Pantau - Ketua DPR RI Dr. (H.C.) Puan Maharani menyampaikan keprihatinannya terhadap tingginya angka pengangguran lulusan sarjana di Indonesia yang pada tahun 2025 telah mencapai 1.010.652 orang.
Menurut Puan, kondisi ini mencerminkan lemahnya sistem pendidikan, kebijakan ketenagakerjaan, dan arah pembangunan ekonomi nasional secara struktural.
"Kita sedang menghadapi tantangan besar di mana lebih dari sejutaan lulusan sarjana yang masih kesulitan mendapat kerja. Ini menandakan bahwa sistem kita, baik pendidikan maupun pasar kerja, belum terkoneksi dengan kebutuhan nyata dunia usaha dan industri," ungkapnya.
Data Badan Pusat Statistik (BPS) yang dirilis oleh Kementerian Ketenagakerjaan menunjukkan total pengangguran per Februari 2025 mencapai 7,28 juta orang.
Dari jumlah tersebut, sebanyak 1,01 juta merupakan lulusan universitas atau sarjana.
Adapun rincian pengangguran berdasarkan tingkat pendidikan adalah: SD dan SMP sebanyak 2,42 juta orang, SMA 2,04 juta orang, SMK 1,63 juta orang, Universitas 1,01 juta orang, dan Diploma 177.390 orang.
Evaluasi Sistem Pendidikan dan Dorongan Reformasi Pasar Kerja
Puan menegaskan bahwa kondisi tersebut tidak boleh dibiarkan terus-menerus dan meminta Pemerintah segera mengambil langkah korektif secara menyeluruh.
Ia mendorong dilakukannya evaluasi terhadap sistem pendidikan tinggi dan SMK agar selaras dengan kebutuhan pasar kerja lima hingga sepuluh tahun mendatang.
"Kampus dan SMK harus menjadi bagian dari ekosistem produktif nasional, bukan sekadar pabrik gelar akademik," tegasnya.
Sebagai solusi, Puan mengusulkan pembentukan National Skill Centers atau Pusat Pengembangan Keterampilan Nasional di wilayah-wilayah strategis Indonesia.
Pusat ini akan menjadi sarana reskilling dan upskilling guna menjembatani kesenjangan keterampilan lulusan dengan dunia kerja.
"Kita butuh pusat pelatihan berbasis industri yang tanggap terhadap kebutuhan zaman. Mulai dari teknologi digital, pertanian modern, logistik, sampai energi terbarukan. Negara harus hadir menciptakan sistem pembelajaran seumur hidup," ujarnya.
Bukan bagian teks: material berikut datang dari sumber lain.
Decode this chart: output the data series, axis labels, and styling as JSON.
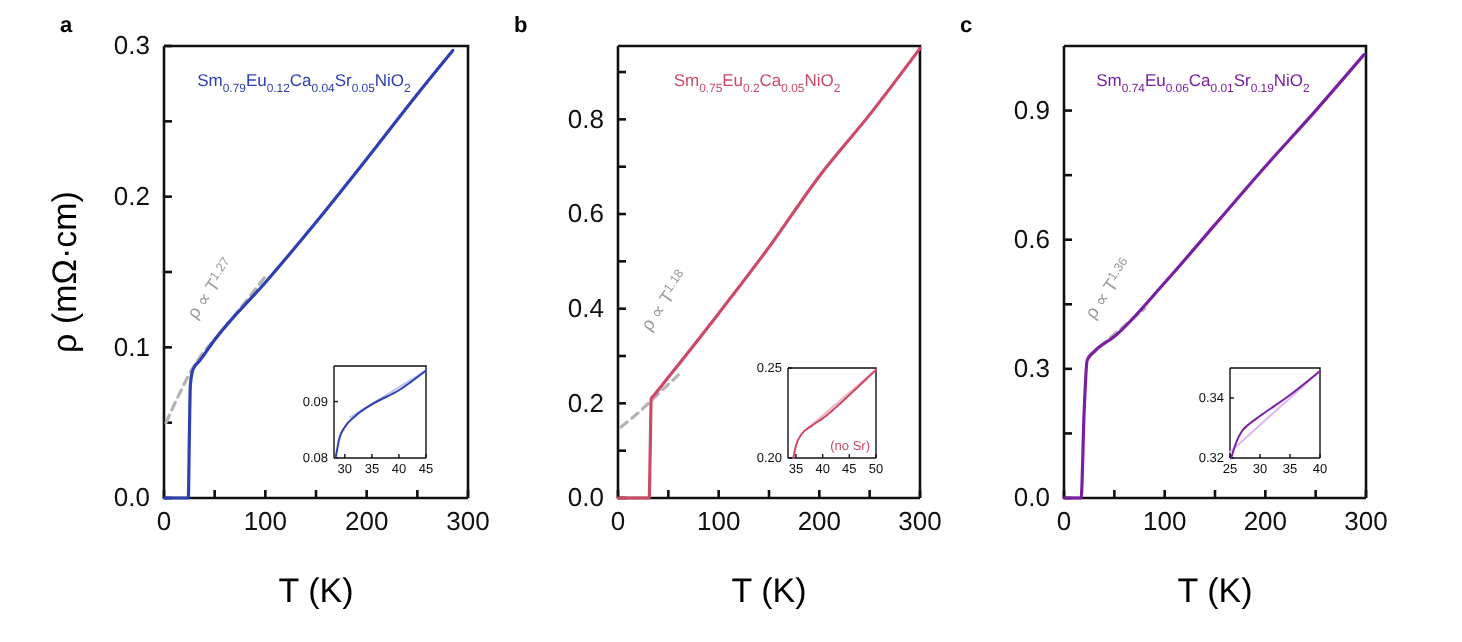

Selain itu, Puan juga menyarankan agar Pemerintah mempercepat ekspansi sektor produktif dan investasi pencipta lapangan kerja.
Fokus diarahkan pada industri padat karya bernilai tambah, sektor hijau, dan ekonomi digital.
"Regulasi dan insentif fiskal harus diarahkan untuk menciptakan lebih banyak ruang kerja formal, bukan sekadar menumbuhkan sektor informal," katanya.
Platform Digital Terpadu dan Orkestrasi Kementerian
Untuk mendukung keterhubungan antara lulusan dan dunia kerja, Puan mendorong Pemerintah membangun platform digital terpadu lintas kementerian.
Platform ini harus melibatkan Kementerian Ketenagakerjaan, Bappenas, Kementerian Pendidikan Dasar dan Menengah, Kementerian Pendidikan Tinggi, Sains dan Teknologi, Kementerian Perindustrian, serta Kementerian Investasi dan Hilirisasi/BKPM.
"Lintas kementerian ini harus mampu menyambungkan pencari kerja lulusan sarjana/SMK dengan pelatihan dan lowongan kerja yang relevan. Serta menginformasikan proyeksi pekerjaan masa depan berbasis data," jelasnya.
Puan juga menekankan perlunya sinergi antarinstansi, bukan kerja terpisah.
"Selama kementerian dan lembaga masih bekerja dalam sekat masing-masing, masalah pengangguran tidak akan pernah selesai. Kita butuh orkestrasi, bukan solusi parsial," tegasnya.
Ia menyebut fenomena pengangguran sarjana sebagai potret stagnasi dalam perencanaan pembangunan manusia nasional.
Puan memperingatkan bahwa tanpa penanganan cepat, bonus demografi Indonesia justru berpotensi menjadi beban sosial dan ekonomi.
"Negara harus hadir bukan hanya dalam angka pertumbuhan ekonomi, tetapi juga dalam kualitas dan keberlanjutan kesempatan kerja bagi rakyatnya," pungkasnya.